The ability of exotic plant species to deal with biotic and abiotic components of the native community can determine their invasive potential. Survival and stress tolerance at early stages are critical for the colonization of a new habitat. While high levels of stress conducive to mortality will prevent the invasion, at moderate stress levels individual fitness differences can have critical consequences at a population level.

Baccharis halimifolia (Asteraceae) is a shrub native to North America and an aggressive invader of coastal habitats in Southern Europe, where it is replacing the native subhalophytic herbaceous communities in tidal marshes. Previous fieldwork in Europe shows that this is a plastic species that colonizes sea rush communities with phreatic salinity levels of 1-30 gNaCl/L. However, it has been shown that the fitness of adult plants decreases with increased salinity.

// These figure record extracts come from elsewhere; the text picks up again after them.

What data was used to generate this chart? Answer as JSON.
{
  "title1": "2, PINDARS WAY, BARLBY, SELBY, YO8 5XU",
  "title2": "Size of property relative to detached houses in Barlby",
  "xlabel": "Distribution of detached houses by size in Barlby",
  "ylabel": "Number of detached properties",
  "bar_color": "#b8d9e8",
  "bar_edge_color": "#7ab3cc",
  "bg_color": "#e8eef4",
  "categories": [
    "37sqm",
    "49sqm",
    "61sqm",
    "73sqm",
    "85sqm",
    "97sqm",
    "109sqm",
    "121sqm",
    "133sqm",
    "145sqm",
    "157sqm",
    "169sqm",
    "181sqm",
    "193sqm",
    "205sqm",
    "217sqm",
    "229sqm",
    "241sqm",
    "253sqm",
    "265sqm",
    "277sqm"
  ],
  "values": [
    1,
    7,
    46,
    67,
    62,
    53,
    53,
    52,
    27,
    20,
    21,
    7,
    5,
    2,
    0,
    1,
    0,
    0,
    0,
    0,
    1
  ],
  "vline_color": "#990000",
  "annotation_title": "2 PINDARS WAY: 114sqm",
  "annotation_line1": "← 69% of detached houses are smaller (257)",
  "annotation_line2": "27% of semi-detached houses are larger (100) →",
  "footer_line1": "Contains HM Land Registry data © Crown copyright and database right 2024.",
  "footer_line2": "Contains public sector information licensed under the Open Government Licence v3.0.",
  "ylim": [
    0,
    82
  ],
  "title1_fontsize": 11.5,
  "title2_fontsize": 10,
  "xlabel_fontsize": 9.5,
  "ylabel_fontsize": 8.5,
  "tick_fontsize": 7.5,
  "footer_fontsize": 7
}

Here we explore the role of genetic variation, plasticity and maternal effects in tolerance and plasticity to salinity in B. halimifolia through a salinity gradient (0-20g NaCl/L) in controlled conditions (greenhouse). We grew plants from eight maternal lines derived from two communities (halophytic, non-halophytic), from an estuary of Northern Spain, and we measured fitness, morpho-anatomical and physiological traits during a 5-month growth experiment.


Leaves of mother plants from halophytic areas showed a Na+ concentration two times higher than leaves of plants from non-halophytic areas, suggesting that environmental salinity may affect the physiological state during seed maturation.

A high percent of survival in the greenhouse at the highest Na+ concentration (20g/L) indicates high tolerance to salinity. Growth of all maternal lines decreased at low levels of salinity (5g/L), and maximal reduction is reached at 15g/L. However, growth responses differed significantly among maternal lines at intermediate levels of salinity (5-10g/L), reflecting genetic diversity for plasticity. More importantly, at intermediate levels of salinity, maternal lines from halophytic communities displayed higher reproductive effort and allocation to belowground biomass than maternal lines from non-halophytic communities, suggesting trans-generational plasticity effects.

The patterns observed for fitness traits can be explained by the high plasticity found for different morpho-anatomical and physiological traits. These traits also showed genetic variation for plasticity and differentiated responses to salinity depending on maternal environment.

We conclude that synergetic effects of plasticity, genetic variation and maternal effects drive the invasion of halophytic communities by B. halimifolia and play an important role in the adaptive potential to salinity at the population level.